Gareth Halfacree 3rd September 2013, 09:22 Quote
Quote:
Originally Posted by Shirty
It would be a real shame if our nation's unbelievable computing history is allowed to fade into obscurity. I'd urge anyone who can visit this museum to do so, and if you can't then perhaps a small donation in recognition of the influence this has had on all of us wouldn't be too much to ask.
Wot 'e said. Also, if you're on a budget, you don't have to pay the (quite high, in my opinion) Bletchley Park entry fee: just tell 'em at the desk you're here for TNMOC, and they'll let you through for free. You'll then just have to pay £5 (£2.50 concessions, free for under 12s) at TNMOC itself.
Rustynutts 3rd September 2013, 10:21 Quote
Visited this fab place last weekend it was a brill day, even though the wife thought is was going to be boring, even she was surprised at the amount of history there.
Shirty 3rd September 2013, 11:05 Quote
It was a huge contributing factor to the outcome of WWII. That should be interesting to anyone with a passing interest in anything interesting.
Flibblebot 3rd September 2013, 12:18 Quote
Not just WWII, but the dawn of computing - British computing was at the forefront of technology and innovation.
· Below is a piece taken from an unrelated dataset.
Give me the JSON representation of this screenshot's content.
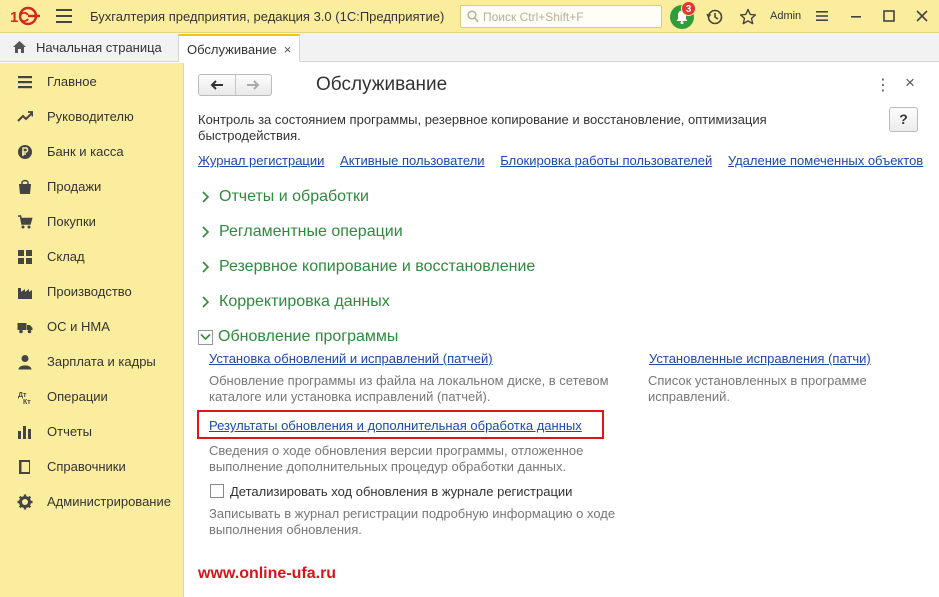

British computers were the first to be used for corporate business applications (stock control and payroll for Lyons Tea Houses).

British computing technology was a world-class leader. It's taken 50 years for that power to come back in the form of ARM.
Corky42 3rd September 2013, 12:30 Quote
Still beggars belief that TNMOC isn't classified as a proper National museum. How ministers don't think its an institution that holds collections considered to be of national importance is beyond me.